Com efeito, a redacção de tais pontos encerram juízos conclusivos que antes se deveriam extrair dos factos materiais que os suportam e que se integram no thema decidendum.

Impõe-se, pois, expurgar da matéria de facto provada os pontos 6., 7 e 8 da matéria de facto uma vez que a mesma encerra exclusivamente matéria de natureza conclusiva (cfr. artigo 607.º, n.º 4 do CPC).

Não obstante o que acaba de ser referido, não existe qualquer outra factualidade com interesse para a matéria aqui em discussão que se possa aditar ao probatório, pois que os cheques (fls. 382, 385, 386, 387, 388, 389, 390, 391, 392, 393, 394, 395, 396, 397,399, 400, dos autos) e a Relação de cheques entregues pela «A........-…… , Lda» e respectivo gerente V....... ( fls. 383 e 398 dos autos) não apresentam qualquer referência a que pagamento se referem. Nem tão pouco dos depoimentos prestados (Acta de Inquirição de Testemunhas (fls.201 a 203 e 401 a 402 dos autos) se pode retirar qualquer conclusão a que aqueles se referem, sublinhando-se que a recorrida a fls. 186 dos autos, prescindir da prova pericial requerida.
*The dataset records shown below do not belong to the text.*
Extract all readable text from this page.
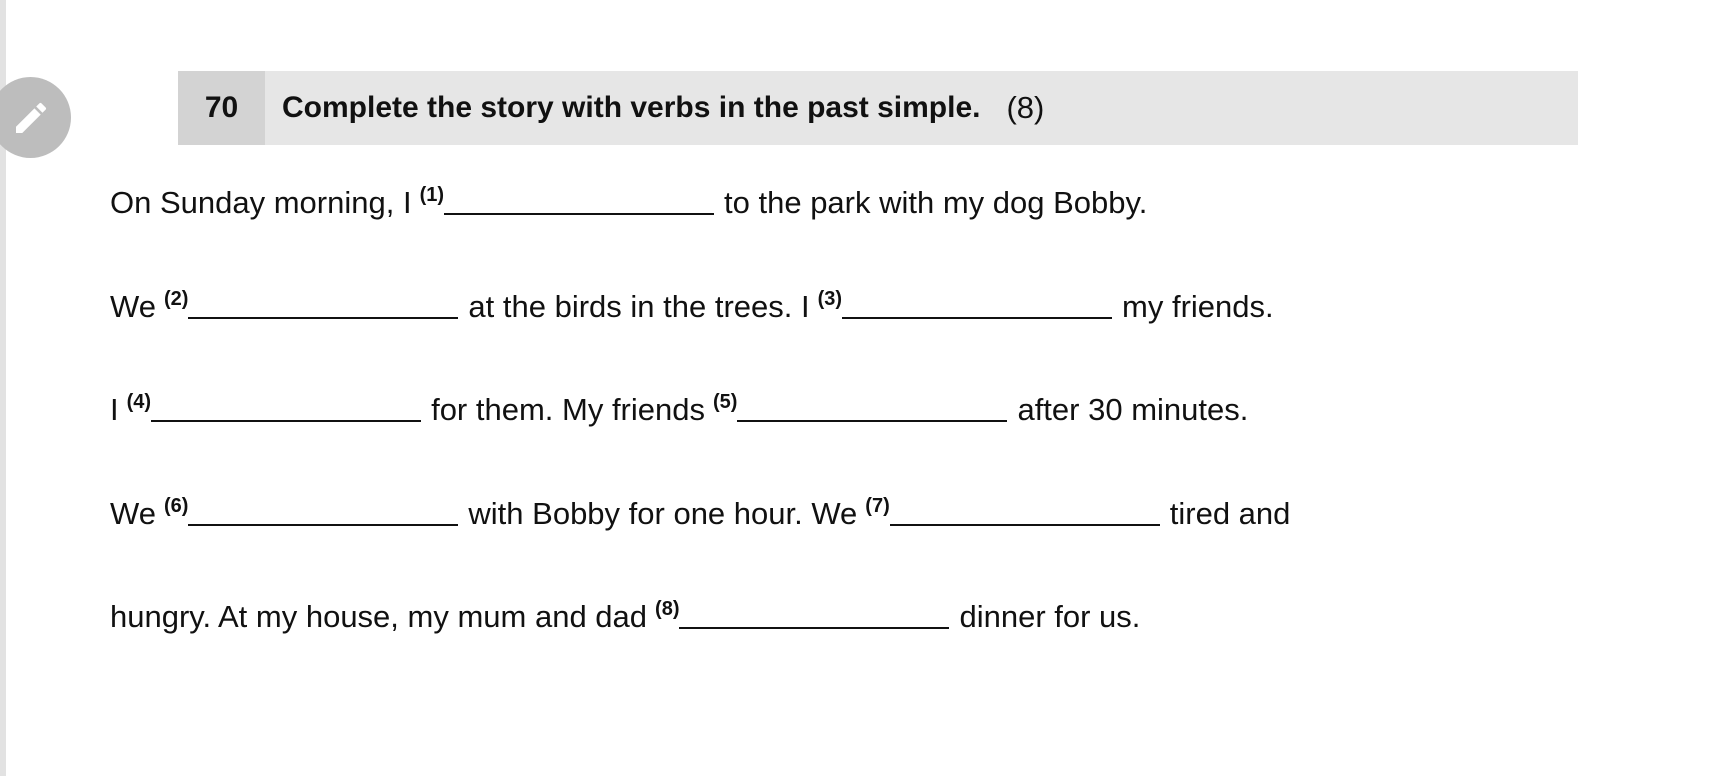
70	Complete the story with verbs in the past simple. (8)
On Sunday morning, I $^{(1)}$	to the park with my dog Bobby.
We $^{(2)}$	at the birds in the trees. I $^{(3)}$	my friends.
I $^{(4)}$	for them. My friends $^{(5)}$	after 30 minutes.
We $^{(6)}$	with Bobby for one hour. We $^{(7)}$	tired and
hungry. At my house, my mum and dad $^{(8)}$	dinner for us.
Alteração oficiosa, por ampliação, da decisão sobre a matéria de facto

Por se entender relevante à decisão de mérito a proferir, na medida em que documentalmente demonstrada, adita-se ao probatório a coberto do estatuído no artigo 662.º, nº.1, do CPC ex vi artigo 281.º do CPPT, a seguinte factualidade:

9. Na sequência da acção inspectiva identificada no ponto 2, foi elaborado o Relatório de Inspecção do qual, para além do mais, consta o seguinte:

«4. 5 Do controlo dos fluxos financeiros

Os Diários escriturados são os seguintes:

1-COMPRAS

2-VENDAS

3- OPERAÇÕES DIVERSAS

4- CAIXA

5- LETRAS

6- BANCOS

Os procedimentos realizados para efeito de contabilização do Imposto Especial de Consumo consistiram nas seguintes relevações: nas vendas:

2111 (Clientes)

a 71111 (Mercadoria) / 71116 (IEC) / 24233 (IVA) nas devoluções de vendas:

71711 (Mercadoria)/71716 (IEC)/24341 (IVA) a 2111 (Clientes) no apuramento do IEC (fotocópia do Mod. 2109):

71116 (IEC liquidado aos clientes) a 24901 (IEC apurado a pagar na Alfândega) /

71716 (IEC devolvido aos clientes) no pagamento (guia Mod 2109):

24901 (IEC apurado a pagar na Alfândega)

a 11 (Caixa) /12 (Depósitos à Ordem)

A consulta para análise das facturas de venda permitiu constatar a inexistência de 9 (nove) verificando-se por conseguinte descontinuidades na numeração sequencial daqueles documentos. As facturas em causa são as seguintes: 962368, 962471, 962569, 962672, 963045, 963491, 963762, 963821 e 960999.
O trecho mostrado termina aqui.